Nach Berechnung von McKinsey können darüber hinaus 120.000 weitere
Arbeitsplätze in NRW bis 2020 im Umfeld dieser Wachstumsinitiativen
entstehen ("induzierter Effekt"): u.a. durch den Konsum und die
Kaufkraft der zusätzlichen Arbeitnehmer.
Zur Realisierung der vorgeschlagenen Initiativen schlagen die
McKinsey-Berater ein Wettbewerbsverfahren vor, das Projektideen von
Konsortien aus öffentlichem Sektor, Wissenschaft und Unternehmen
prämiert, die großes Wachstumspotenzial versprechen.

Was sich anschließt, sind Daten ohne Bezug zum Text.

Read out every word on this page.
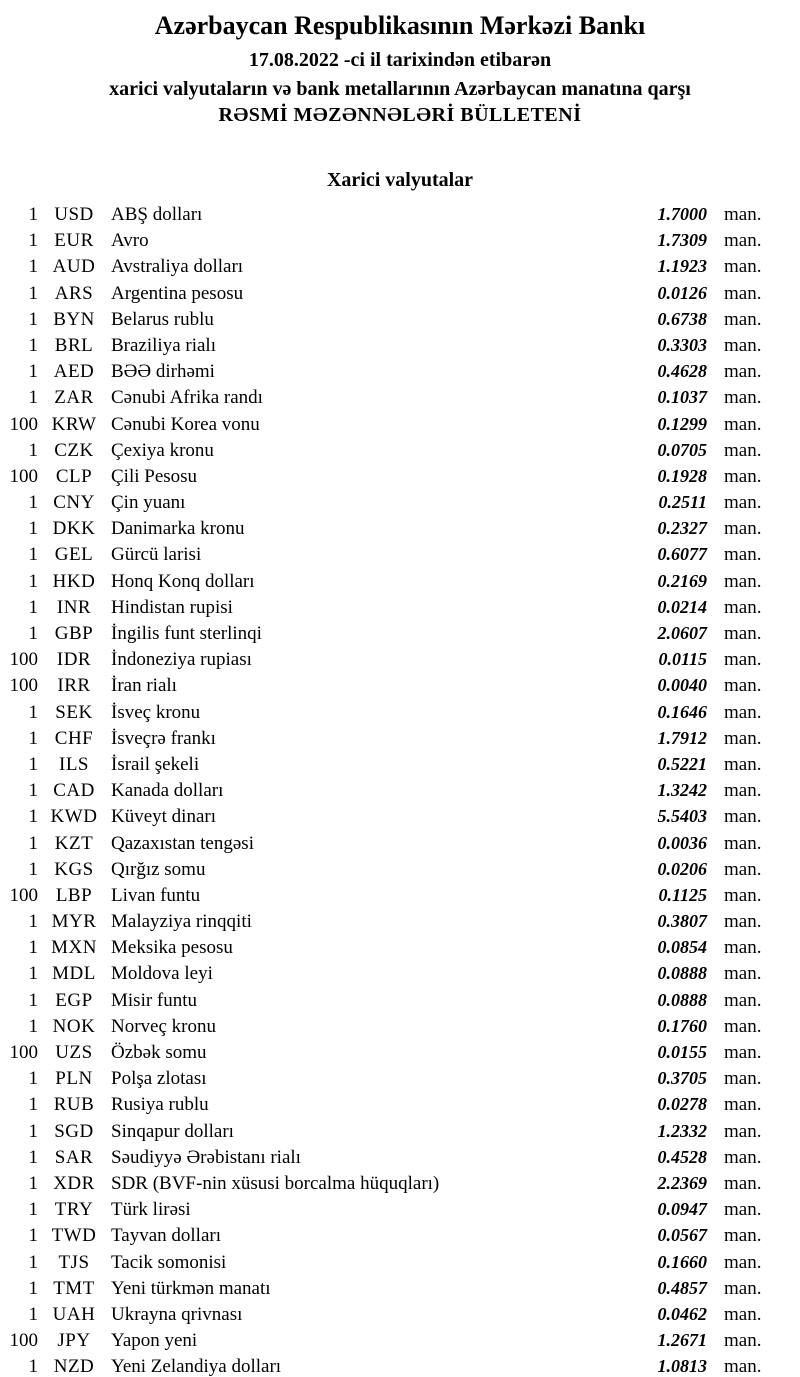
Azərbaycan Respublikasının Mərkəzi Bankı
17.08.2022 -ci il tarixindən etibarən
xarici valyutaların və bank metallarının Azərbaycan manatına qarşı
RƏSMİ MƏZƏNNƏLƏRİ BÜLLETENİ
Xarici valyutalar
1 USD ABŞ dolları	1.7000 man.
1 EUR Avro	1.7309 man.
1 AUD Avstraliya dolları	1.1923 man.
1 ARS Argentina pesosu	0.0126 man.
1 BYN Belarus rublu	0.6738 man.
1 BRL Braziliya rialı	0.3303 man.
1 AED BƏƏ dirhəmi	0.4628 man.
1 ZAR Cənubi Afrika randı	0.1037 man.
100 KRW Cənubi Korea vonu	0.1299 man.
1 CZK Çexiya kronu	0.0705 man.
100 CLP Çili Pesosu	0.1928 man.
1 CNY Çin yuanı	0.2511 man.
1 DKK Danimarka kronu	0.2327 man.
1 GEL Gürcü larisi	0.6077 man.
1 HKD Honq Konq dolları	0.2169 man.
1 INR	Hindistan rupisi	0.0214 man.
1 GBP İngilis funt sterlinqi	2.0607 man.
100 IDR	İndoneziya rupiası	0.0115 man.
100	IRR	İran rialı	0.0040 man.
1 SEK İsveç kronu	0.1646 man.
1 CHF İsveçrə frankı	1.7912 man.
1	ILS	İsrail şekeli	0.5221 man.
1 CAD Kanada dolları	1.3242 man.
1 KWD Küveyt dinarı	5.5403 man.
1 KZT Qazaxıstan tengəsi	0.0036 man.
1 KGS Qırğız somu	0.0206 man.
100 LBP Livan funtu	0.1125 man.
1 MYR Malayziya rinqqiti	0.3807 man.
1 MXN Meksika pesosu	0.0854 man.
1 MDL Moldova leyi	0.0888 man.
1 EGP Misir funtu	0.0888 man.
1 NOK Norveç kronu	0.1760 man.
100 UZS Özbək somu	0.0155 man.
1 PLN Polşa zlotası	0.3705 man.
1 RUB Rusiya rublu	0.0278 man.
1 SGD Sinqapur dolları	1.2332 man.
1 SAR Səudiyyə Ərəbistanı rialı	0.4528 man.
1 XDR SDR (BVF-nin xüsusi borcalma hüquqları)	2.2369 man.
1 TRY Türk lirəsi	0.0947 man.
1 TWD Tayvan dolları	0.0567 man.
1	TJS	Tacik somonisi	0.1660 man.
1 TMT Yeni türkmən manatı	0.4857 man.
1 UAH Ukrayna qrivnası	0.0462 man.
100	JPY	Yapon yeni	1.2671 man.
1 NZD Yeni Zelandiya dolları	1.0813 man.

Wettbewerbsmodelle hätten sich bereits häufig als Instrument bewährt,
um die besten Ideen zu finden und möglichst viele Akteure zu
engagieren, beispielsweise in der Exzellenzinitiative der
Universitäten.
Hintergrund
Methodik der Studie
Für die Studie wertete McKinsey über 150 Analysen zur
wirtschaftlichen Entwicklung in NRW aus, ergänzt um erprobte
Regionalentwicklungsmodelle sowie externe Quellen zur Entwicklung von
Regionen und Großstädten. Mit rund 30 Experten aus Wirtschaft,
Wissenschaft und Politik wurden zudem Interviews geführt.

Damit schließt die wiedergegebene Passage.